Плетельщица стульев | страница 4



– Это был единственный человек, существовавший для меня на земле, господин доктор; я даже не знаю, жили ли на свете другие люди.

Родители ее умерли. Она продолжала их ремесло, но вместо одной собаки завела себе двух страшных псов, которых все боялись.

Однажды, возвращаясь в эту деревню, где осталось навек ее сердце, она увидела молодую женщину, выходившую из аптеки Шуке под руку с тем, кого она любила. Это была его жена. Он был женат.

В тот же вечер она бросилась в пруд, что на площади мэрии.

Пьяный ночной гуляка вытащил ее и отнес в аптеку. Молодой Шуке сошел вниз в халате, чтобы помочь ей, и, словно не узнавая ее, раздел ее, растер и сурово сказал:

– Вы сумасшедшая! Нельзя делать такие глупости!

Этого было достаточно, чтобы исцелить ее. Он говорил с ней! Она была надолго счастлива.

Он ничего не пожелал взять в награду за свои хлопоты, хотя она упорно хотела заплатить.

Так протекла вся ее жизнь. Она плела солому, думая о Шуке. Ежегодно видела его сквозь окна аптеки. Привыкла покупать у него запасы домашних лекарств. Таким образом, видела его вблизи, говорила с ним и по-прежнему давала ему деньги.

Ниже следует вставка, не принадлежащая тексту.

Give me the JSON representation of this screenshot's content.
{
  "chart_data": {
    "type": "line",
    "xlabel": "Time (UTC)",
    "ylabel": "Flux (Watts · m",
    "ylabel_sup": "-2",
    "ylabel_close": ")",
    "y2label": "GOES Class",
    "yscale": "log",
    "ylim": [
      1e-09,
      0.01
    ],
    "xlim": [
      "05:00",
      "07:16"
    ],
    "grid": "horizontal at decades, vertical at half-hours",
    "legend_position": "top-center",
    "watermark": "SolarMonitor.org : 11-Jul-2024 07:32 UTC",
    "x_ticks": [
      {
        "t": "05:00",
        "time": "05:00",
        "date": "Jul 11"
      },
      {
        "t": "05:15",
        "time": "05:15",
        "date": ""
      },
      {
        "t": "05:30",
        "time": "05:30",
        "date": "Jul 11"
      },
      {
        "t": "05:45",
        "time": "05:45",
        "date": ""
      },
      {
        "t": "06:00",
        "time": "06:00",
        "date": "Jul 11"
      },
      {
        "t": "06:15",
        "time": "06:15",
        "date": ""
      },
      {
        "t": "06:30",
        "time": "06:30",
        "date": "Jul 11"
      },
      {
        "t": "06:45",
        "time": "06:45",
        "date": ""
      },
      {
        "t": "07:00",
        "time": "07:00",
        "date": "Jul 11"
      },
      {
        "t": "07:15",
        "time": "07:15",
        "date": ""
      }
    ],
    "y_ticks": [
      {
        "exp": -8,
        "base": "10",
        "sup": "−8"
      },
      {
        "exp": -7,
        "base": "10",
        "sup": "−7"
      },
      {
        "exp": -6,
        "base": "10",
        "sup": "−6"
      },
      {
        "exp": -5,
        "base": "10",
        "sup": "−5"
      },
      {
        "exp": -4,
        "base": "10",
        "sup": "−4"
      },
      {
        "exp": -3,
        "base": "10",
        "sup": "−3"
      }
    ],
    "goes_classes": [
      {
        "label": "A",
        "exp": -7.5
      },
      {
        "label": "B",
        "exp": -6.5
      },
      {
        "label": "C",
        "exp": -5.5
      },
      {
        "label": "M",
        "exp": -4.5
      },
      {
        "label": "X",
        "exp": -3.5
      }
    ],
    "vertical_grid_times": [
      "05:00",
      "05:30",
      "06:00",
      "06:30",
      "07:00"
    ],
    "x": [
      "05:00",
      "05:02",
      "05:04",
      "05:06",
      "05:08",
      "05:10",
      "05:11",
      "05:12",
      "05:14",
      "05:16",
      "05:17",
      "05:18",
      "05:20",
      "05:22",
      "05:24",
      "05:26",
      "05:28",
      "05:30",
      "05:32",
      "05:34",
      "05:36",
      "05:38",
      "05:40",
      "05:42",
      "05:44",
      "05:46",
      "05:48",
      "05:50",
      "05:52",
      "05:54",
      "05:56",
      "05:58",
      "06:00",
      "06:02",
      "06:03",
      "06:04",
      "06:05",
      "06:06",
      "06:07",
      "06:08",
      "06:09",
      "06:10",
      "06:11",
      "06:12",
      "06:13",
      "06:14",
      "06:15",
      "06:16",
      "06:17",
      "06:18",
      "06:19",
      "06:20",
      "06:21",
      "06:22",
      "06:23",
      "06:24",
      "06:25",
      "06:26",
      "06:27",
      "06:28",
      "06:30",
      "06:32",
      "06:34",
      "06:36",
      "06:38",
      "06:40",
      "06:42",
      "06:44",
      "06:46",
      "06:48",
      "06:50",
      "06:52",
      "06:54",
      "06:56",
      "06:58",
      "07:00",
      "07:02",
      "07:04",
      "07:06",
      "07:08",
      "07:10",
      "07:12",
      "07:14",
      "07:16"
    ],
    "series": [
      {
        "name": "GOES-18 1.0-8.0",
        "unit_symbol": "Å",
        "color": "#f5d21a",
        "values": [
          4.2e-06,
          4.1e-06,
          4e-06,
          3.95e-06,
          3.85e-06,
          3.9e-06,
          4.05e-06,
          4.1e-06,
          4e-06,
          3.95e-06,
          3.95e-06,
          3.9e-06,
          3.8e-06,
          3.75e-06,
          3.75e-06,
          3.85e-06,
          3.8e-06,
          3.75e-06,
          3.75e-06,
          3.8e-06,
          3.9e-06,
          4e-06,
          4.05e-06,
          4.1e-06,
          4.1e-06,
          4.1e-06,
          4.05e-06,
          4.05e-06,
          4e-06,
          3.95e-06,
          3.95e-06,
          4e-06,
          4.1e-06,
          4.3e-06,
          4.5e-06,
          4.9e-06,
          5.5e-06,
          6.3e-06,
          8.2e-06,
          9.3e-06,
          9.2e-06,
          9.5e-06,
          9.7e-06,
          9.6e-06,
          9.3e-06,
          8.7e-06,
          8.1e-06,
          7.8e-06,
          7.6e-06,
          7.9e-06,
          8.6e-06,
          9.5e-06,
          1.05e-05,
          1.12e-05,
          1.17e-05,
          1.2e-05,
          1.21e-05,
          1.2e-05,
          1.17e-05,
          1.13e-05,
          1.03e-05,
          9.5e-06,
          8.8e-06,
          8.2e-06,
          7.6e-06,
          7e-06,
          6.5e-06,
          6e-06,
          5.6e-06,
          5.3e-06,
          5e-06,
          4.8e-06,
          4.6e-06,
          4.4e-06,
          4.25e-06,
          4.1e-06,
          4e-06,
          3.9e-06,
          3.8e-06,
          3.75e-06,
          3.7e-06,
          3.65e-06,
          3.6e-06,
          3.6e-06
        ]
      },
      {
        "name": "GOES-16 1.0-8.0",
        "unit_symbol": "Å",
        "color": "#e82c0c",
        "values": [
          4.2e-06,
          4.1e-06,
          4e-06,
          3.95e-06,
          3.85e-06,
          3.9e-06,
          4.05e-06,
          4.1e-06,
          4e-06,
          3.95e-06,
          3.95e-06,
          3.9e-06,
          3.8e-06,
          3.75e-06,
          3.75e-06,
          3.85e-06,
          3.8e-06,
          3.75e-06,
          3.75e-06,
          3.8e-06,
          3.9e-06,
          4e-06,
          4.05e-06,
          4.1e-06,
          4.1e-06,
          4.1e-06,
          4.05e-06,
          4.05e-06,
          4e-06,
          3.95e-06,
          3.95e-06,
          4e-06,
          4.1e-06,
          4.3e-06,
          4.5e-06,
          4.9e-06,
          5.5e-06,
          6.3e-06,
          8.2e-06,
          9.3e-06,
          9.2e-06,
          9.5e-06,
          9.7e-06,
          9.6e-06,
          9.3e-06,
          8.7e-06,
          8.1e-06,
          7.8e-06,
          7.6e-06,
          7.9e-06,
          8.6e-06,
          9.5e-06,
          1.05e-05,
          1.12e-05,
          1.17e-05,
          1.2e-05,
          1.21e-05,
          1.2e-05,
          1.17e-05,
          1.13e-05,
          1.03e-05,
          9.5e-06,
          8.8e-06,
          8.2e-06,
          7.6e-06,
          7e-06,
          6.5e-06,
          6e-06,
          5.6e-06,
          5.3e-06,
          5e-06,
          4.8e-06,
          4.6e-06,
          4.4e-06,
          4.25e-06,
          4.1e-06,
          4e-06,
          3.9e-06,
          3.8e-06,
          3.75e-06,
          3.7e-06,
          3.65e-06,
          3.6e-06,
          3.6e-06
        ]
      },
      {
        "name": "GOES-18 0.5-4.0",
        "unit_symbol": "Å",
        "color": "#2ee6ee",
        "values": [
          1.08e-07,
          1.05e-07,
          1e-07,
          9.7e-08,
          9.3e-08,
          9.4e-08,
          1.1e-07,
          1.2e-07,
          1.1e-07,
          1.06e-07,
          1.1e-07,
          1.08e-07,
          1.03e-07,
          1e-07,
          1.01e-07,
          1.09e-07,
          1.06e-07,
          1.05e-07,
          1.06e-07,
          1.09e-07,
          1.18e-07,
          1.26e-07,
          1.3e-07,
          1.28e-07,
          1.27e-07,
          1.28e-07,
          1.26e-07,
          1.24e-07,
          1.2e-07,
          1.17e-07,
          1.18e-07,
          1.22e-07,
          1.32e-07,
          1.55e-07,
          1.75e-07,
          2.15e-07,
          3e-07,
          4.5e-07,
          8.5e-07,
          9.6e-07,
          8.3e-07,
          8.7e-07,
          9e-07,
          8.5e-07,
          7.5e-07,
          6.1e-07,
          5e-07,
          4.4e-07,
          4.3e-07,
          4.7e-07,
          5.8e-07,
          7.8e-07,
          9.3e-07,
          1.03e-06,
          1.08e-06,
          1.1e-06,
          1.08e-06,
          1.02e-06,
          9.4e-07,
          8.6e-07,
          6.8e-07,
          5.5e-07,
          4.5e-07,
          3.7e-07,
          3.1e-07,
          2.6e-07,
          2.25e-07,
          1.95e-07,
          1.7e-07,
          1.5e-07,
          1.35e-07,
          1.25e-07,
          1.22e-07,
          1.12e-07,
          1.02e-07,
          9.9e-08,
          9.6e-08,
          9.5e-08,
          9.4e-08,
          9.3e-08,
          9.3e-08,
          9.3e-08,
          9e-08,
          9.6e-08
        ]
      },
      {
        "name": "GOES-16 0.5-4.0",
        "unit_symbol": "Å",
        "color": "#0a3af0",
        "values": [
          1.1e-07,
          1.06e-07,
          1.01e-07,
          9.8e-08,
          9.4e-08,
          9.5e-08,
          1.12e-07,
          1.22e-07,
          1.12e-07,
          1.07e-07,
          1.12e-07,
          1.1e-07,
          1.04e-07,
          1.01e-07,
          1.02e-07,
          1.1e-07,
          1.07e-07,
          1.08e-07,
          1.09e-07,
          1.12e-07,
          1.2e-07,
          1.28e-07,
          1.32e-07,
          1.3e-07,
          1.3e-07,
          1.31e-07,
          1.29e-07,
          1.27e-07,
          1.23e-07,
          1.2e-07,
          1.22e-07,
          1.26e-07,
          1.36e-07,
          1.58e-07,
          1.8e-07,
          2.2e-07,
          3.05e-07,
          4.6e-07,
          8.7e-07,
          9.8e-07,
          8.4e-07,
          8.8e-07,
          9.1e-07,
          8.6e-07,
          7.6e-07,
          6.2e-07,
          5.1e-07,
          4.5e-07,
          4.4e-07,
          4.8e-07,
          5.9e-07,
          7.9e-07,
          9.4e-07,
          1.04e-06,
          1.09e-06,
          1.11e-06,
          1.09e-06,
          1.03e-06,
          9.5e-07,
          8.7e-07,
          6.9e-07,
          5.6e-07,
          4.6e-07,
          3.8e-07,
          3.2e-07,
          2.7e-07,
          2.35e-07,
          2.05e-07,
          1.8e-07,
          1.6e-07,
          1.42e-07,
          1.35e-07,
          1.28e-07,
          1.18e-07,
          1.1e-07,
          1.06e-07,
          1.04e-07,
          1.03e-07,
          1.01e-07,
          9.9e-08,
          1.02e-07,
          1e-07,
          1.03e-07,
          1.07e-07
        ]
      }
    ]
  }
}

Как я уже сказал, она умерла нынешней весной. Поведав мне эту грустную историю, она просила передать тому, кого она так терпеливо любила, все свои сбережения, накопленные в течение жизни: ведь она работала лишь ради него, ради него одного, голодая даже, по ее словам, чтобы только откладывать и быть уверенной в том, что он вспомнит о ней хоть раз после ее смерти.

Она передала мне две тысячи триста двадцать семь франков. Когда она испустила последний вздох, я оставил двадцать семь франков господину кюре на погребение, а остальную сумму унес.

На другой день я отправился к супругам Шуке. Они кончали завтракать, сидя друг против друга, толстые, красные, пропитанные запахом аптеки, важные и довольные.

Меня усадили и предложили вишневой наливки; я выпил и растроганно начал говорить, в уверенности, что они сейчас прослезятся.

Как только Шуке понял, что его любила эта бродяжка, эта плетельщица стульев, эта нищенка, он вскочил от негодования, словно она его лишила доброго имени, чести, уважения порядочных людей, чего-то священного, что ему дороже жизни.

Жена, возмущенная не меньше его, повторяла: «Негодяйка! Негодяйка! Негодяйка!..» – не находя иных слов.

Он встал и заходил крупными шагами позади стола; греческая шапочка его съехала на одно ухо. Он бормотал:

– Мыслимое ли это дело, доктор? Какое ужасное положение для мужчины! Что теперь делать? О! Если бы я знал об этом при ее жизни, я просил бы жандармов арестовать ее и засадить в тюрьму. И уж она бы оттуда не вышла, ручаюсь вам!